Les Poésies d’Auguste Angellier
Revue des Deux Mondes5e période, tome 51 (p. 827-838).
LES POÉSIES
DE
M. AUGUSTE ANGELLIER

Il faut connaître M. Auguste Angellier. Il n’est pas assez connu, bien qu’il ait été publié quelquefois ici même. Un des deux ou trois plus grands poètes contemporains vient chez moi. Il me trouve un livre d’Angellier à la main. Il me dit : « Angellier ? Qui est-ce ? » Cependant la Clarendon Press d’Oxford, qui reproduit une série des Pages choisies de nos classiques, vient de donner, en un joli volume, les Pages choisies d’Auguste Angellier : sans y être encore populaire, il est aussi connu là-bas qu’il l’est peu chez nous.

A quoi tient cette pénombre ? À ce que M. Angellier l’aime de tout son cœur. M. Angellier aime à n’être pas connu autant que M. X… aime à faire croire qu’il est célèbre. La foule est femme et, sans désirer qu’on la violente, elle veut très violemment qu’on la désire. M. Angellier ne la désire aucunement et elle le laisse bien tranquille. Voulez-vous être célèbre ? Célébrez-vous. Voulez-vous être inconnu ? Connaissez-vous. M. Angellier se connaît comme inférieur à Lamartine, et il juge que, dès lors, il ne vaut pas la peine de se faire connaître. Il vit pour lui, c’est-à-dire pour l’art ; et pour l’art, c’est-à-dire pour lui. Il vit au milieu de ses trois ou quatre cent quatre-vingt-quinze objets d’art, et il y ajoute de temps en temps un sonnet bien ciselé ou des stances lavées joliment ; et puis il croit que sa mission ici-bas est parfaitement remplie.

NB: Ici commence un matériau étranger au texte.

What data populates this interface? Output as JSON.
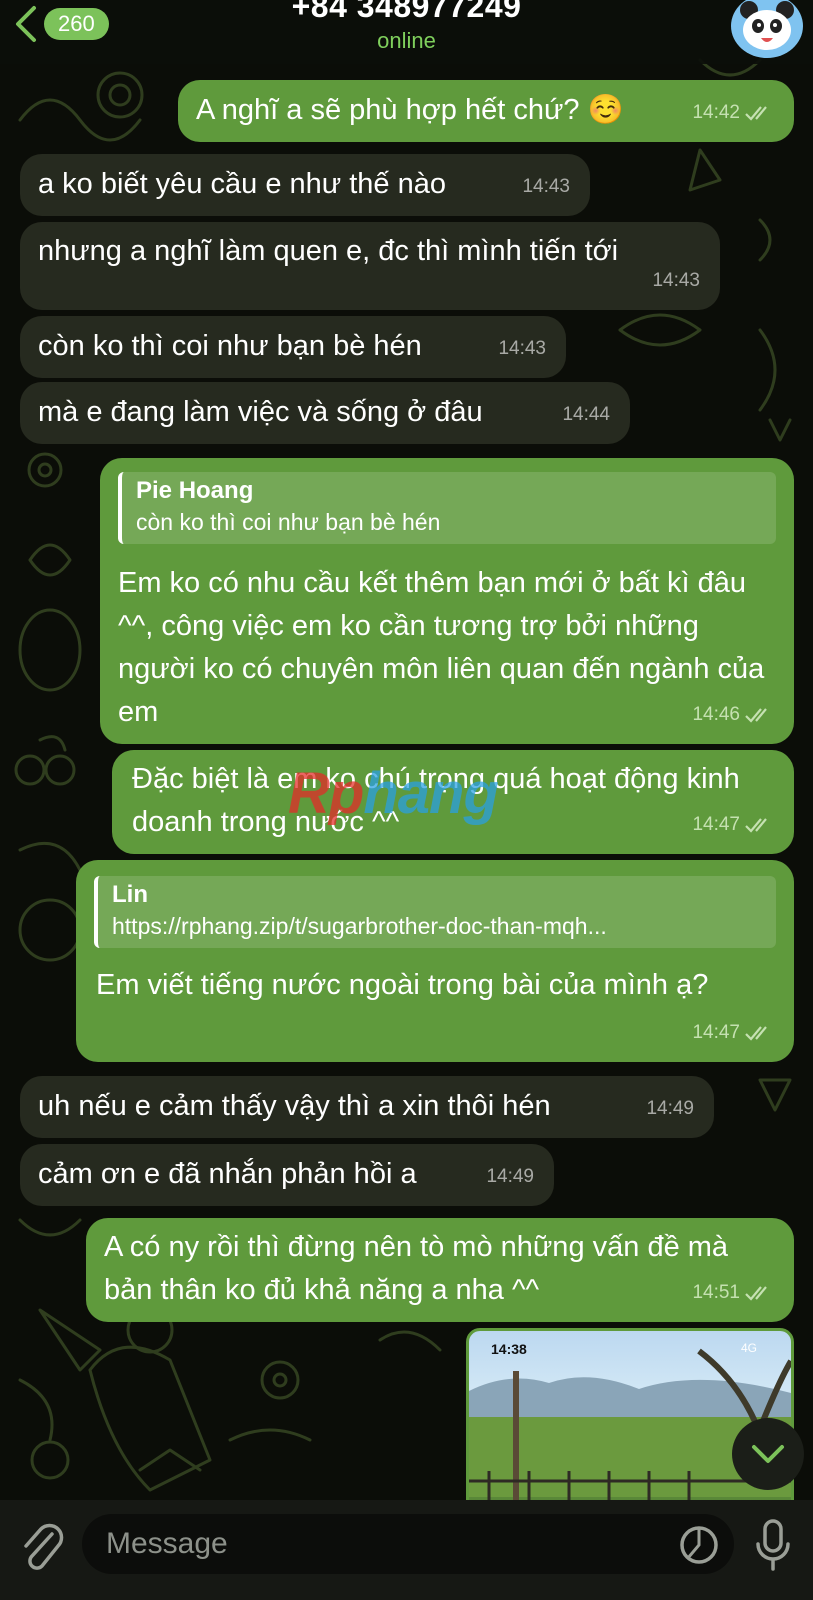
{
  "header": {
    "back_count": "260",
    "title": "+84 348977249",
    "status": "online"
  },
  "messages": [
    {
      "dir": "out",
      "text": "A nghĩ a sẽ phù hợp hết chứ? ☺️",
      "time": "14:42",
      "read": true
    },
    {
      "dir": "in",
      "text": "a ko biết yêu cầu e như thế nào",
      "time": "14:43"
    },
    {
      "dir": "in",
      "text": "nhưng a nghĩ làm quen e, đc thì mình tiến tới",
      "time": "14:43"
    },
    {
      "dir": "in",
      "text": "còn ko thì coi như bạn bè hén",
      "time": "14:43"
    },
    {
      "dir": "in",
      "text": "mà e đang làm việc và sống ở đâu",
      "time": "14:44"
    },
    {
      "dir": "out",
      "reply_name": "Pie Hoang",
      "reply_text": "còn ko thì coi như bạn bè hén",
      "text": "Em ko có nhu cầu kết thêm bạn mới ở bất kì đâu ^^, công việc em ko cần tương trợ bởi những người ko có chuyên môn liên quan đến ngành của em",
      "time": "14:46",
      "read": true
    },
    {
      "dir": "out",
      "text": "Đặc biệt là em ko chú trọng quá hoạt động kinh doanh trong nước ^^",
      "time": "14:47",
      "read": true
    },
    {
      "dir": "out",
      "reply_name": "Lin",
      "reply_text": "https://rphang.zip/t/sugarbrother-doc-than-mqh...",
      "text": "Em viết tiếng nước ngoài trong bài của mình ạ?",
      "time": "14:47",
      "read": true
    },
    {
      "dir": "in",
      "text": "uh nếu e cảm thấy vậy thì a xin thôi hén",
      "time": "14:49"
    },
    {
      "dir": "in",
      "text": "cảm ơn e đã nhắn phản hồi a",
      "time": "14:49"
    },
    {
      "dir": "out",
      "text": "A có ny rồi thì đừng nên tò mò những vấn đề mà bản thân ko đủ khả năng a nha ^^",
      "time": "14:51",
      "read": true
    }
  ],
  "media": {
    "status_time": "14:38",
    "network": "4G"
  },
  "watermark": {
    "part1": "Rp",
    "part2": "hang"
  },
  "composer": {
    "placeholder": "Message"
  },
  "colors": {
    "accent": "#7cc25a",
    "out_bubble": "#5f9a3c",
    "in_bubble": "#262a1f"
  }
}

Ce n’est même pas modestie ; c’est indifférence au succès et « au bruit qui frappé l’air. » Je suis absolument persuadé qu’il n’a publié son étude sur Burns que parce que c’était sa thèse de doctorat, et qu’il n’a publié ses vers que parce que… mon Dieu, si vous avez eu une amie de qui les fatalités de la vie vous ont séparé et si vous avez fait des vers qui, pour la plupart, lui étaient adressés et qui tous étaient inspirés par elle, je n’ai aucun besoin de vous expliquer pourquoi M. Angellier a publié ses vers.

Mais M. Angellier a beau être obscur par vocation, il faut, pour l’amour départ, que le grand public le connaisse. Vous me direz que pour qu’une telle modestie puisse s’excuser, il faut que l’on soit un très grand poète. Peut-être bien. À ce compte, M. Angellier serait un peu dans son tort. Il n’est pas un très grand poète. Mais il a assez de mérite pour pouvoir se permettre d’être modeste comme un grand homme ; et il est très loin d’être de ceux qui sont si petits qu’on trouve tout naturel qu’ils soient pleins d’eux, et qui sont si dignes de silence qu’on n’est point étonné qu’ils soient bruyans.

Il est né à Boulogne-sur-Mer en 1848. De son pays il a… il n’a rien du tout. Il faut croire qu’il a tellement horreur de faire parler de lui, qu’il a voulu frustrer les critiques des considérations, à son propos, sur la race, le milieu, l’habitat et les entours. Il nous coupe nos développemens. Il est de Boulogne, et il a l’air d’un Maure ou tout au moins d’un Catalan ; et il est de nature brusque et expansive. Mettons que ses arrière-ascendans étaient du Midi, ce qui est possible et ce que je crois qu’il ignore.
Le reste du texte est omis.